October 2012 Plant Profile: Rosa 'Sally Holmes'
(by Soest Gardener Riz Reyes) It’s highly unusual that we would highlight a rose as a “stand-out” plant in the month of October, but with the gorgeous Indian summer we’ve been having lately (and the simple fact that this is an exceptional cultivar), I felt it deserved some attention. Planted behind the wooden benches in the Fragrance Garden, ‘Sally Holmes’ is absolutely stunning when in full bloom. It has soft peachy-pink buds that open to soft cantaloupe cream petals which turn to white. It has only a slight scent that doesn't overwhelm visitors when they sit nearby. Only in its second year since it was planted, this large shrub/small climber is near the top of the list of roses recommended for the Pacific Northwest. It is vigorous, flowers prolifically (and repeats!) and doesn’t succumb to the damaging diseases that plague roses in our region. That’s why it’s a Great Plant Pick!
After the first flush of blooms in June, our volunteers were very diligent about deadheading the spent flowers. The result is an even larger flush of blooms in early Autumn and BUDS ARE STILL DEVELOPING. These might succumb to frost and not fully develop, but they demonstrate the vigor and quality of this superb rose.
Common Name: Sally Holmes Rose
Do your kids love owls? Bring them to the Miller Library at 10:30am on Saturday, October 20 for the Owls Story Program. These silent nighttime hunters are the stars of the featured books, and our art project, a window hanging, features their glowing eyes. This free program is geared for children age 3 to 8, but all are welcome.
We are pleased to announce a UWBG trip to the place where Darwin first developed his ideas about evolution – the Galápagos Islands and Ecuador! Join Director Sarah Reichard for a trip June 5-19, 2013, as we explore the Quito Botanical Garden, hike trails in the Amazon, and explore the Galápagos Islands on our private chartered yacht. We will see the birds and tortoises that inspired Darwin and climb the volcanoes of the Islands. For more information review the itinerary. To sign up for the trip or to receive more information, you can register at Holbrooke Travel.

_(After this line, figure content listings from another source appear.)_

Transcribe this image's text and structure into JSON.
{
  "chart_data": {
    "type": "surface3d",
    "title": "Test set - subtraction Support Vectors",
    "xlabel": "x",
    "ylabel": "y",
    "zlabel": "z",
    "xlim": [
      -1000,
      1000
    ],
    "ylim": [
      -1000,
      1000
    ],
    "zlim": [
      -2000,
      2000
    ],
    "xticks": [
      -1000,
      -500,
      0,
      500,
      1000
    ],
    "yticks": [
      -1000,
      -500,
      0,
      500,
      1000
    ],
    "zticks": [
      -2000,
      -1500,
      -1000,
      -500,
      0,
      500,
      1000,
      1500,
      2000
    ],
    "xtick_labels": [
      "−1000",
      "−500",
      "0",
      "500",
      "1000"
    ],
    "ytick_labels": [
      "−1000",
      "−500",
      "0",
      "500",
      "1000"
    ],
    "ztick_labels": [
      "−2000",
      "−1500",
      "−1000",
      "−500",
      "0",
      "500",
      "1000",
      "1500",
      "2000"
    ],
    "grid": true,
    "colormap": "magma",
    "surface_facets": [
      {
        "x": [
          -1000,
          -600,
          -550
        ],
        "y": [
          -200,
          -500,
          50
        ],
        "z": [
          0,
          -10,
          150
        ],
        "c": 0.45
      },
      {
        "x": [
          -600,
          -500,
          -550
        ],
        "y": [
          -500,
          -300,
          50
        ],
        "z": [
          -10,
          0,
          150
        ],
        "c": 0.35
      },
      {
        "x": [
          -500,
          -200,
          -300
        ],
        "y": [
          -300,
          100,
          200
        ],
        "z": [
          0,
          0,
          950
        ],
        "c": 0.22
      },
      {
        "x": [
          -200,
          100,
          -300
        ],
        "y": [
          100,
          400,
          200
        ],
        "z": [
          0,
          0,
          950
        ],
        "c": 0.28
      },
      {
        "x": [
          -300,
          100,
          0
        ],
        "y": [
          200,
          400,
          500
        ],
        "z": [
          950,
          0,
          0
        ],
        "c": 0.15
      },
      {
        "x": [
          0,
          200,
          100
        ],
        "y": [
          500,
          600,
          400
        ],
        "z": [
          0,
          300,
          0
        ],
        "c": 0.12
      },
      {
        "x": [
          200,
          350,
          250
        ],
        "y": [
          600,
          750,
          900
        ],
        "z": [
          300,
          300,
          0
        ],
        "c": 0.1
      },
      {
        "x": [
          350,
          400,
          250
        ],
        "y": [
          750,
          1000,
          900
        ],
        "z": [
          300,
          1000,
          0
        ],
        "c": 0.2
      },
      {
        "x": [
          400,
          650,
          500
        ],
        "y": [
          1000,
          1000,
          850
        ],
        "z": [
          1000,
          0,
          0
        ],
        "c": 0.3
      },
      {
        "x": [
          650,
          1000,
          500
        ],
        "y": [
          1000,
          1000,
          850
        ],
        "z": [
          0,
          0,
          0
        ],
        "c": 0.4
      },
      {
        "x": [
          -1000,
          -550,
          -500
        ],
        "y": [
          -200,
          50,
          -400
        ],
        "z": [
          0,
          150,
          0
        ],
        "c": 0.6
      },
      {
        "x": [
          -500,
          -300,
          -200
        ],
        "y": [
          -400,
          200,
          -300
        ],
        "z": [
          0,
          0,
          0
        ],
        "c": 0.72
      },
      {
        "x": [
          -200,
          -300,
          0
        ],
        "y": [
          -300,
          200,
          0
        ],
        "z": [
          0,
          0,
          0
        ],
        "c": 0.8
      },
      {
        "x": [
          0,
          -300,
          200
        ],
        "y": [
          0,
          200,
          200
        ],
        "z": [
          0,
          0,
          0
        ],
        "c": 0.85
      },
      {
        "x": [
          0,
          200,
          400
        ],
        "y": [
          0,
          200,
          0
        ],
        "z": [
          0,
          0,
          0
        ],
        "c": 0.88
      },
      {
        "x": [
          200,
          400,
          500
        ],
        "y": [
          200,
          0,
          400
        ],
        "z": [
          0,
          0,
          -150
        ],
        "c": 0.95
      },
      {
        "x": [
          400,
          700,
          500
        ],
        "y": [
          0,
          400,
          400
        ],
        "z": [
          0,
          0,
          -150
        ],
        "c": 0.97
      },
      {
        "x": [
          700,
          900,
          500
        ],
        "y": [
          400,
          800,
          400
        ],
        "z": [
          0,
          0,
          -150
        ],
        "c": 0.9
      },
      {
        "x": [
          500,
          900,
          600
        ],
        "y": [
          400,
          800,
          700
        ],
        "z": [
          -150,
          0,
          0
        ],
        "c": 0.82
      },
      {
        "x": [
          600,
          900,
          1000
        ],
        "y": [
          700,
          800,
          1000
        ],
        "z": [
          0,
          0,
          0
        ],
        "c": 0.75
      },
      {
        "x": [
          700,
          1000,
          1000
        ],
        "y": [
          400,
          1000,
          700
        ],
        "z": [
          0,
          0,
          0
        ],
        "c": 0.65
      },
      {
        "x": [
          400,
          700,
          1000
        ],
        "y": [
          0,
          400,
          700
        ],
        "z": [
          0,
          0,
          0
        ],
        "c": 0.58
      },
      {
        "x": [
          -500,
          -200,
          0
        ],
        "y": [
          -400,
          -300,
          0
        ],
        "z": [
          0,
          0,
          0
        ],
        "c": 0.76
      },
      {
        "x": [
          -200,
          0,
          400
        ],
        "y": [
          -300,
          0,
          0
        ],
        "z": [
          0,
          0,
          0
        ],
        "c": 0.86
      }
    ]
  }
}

Kudos to UW doctoral student Abby Aresty for receiving so much notice for her Music of Trees installation at the Arboretum. She made the front page of the Seattle Times. There was also a featured segment on NPR. Of course, the best way to experience her work is to come by the park on Wednesdays from 3 to 6pm and Saturdays and Sundays from 10:30am to 1:30pm when the music is playing. Abby herself will be leading free public tours both October 13 and 14 at 10:30am and 12noon. No registration necessary, just come by the Graham Visitors Center a little before the tours start and prepare to be wowed.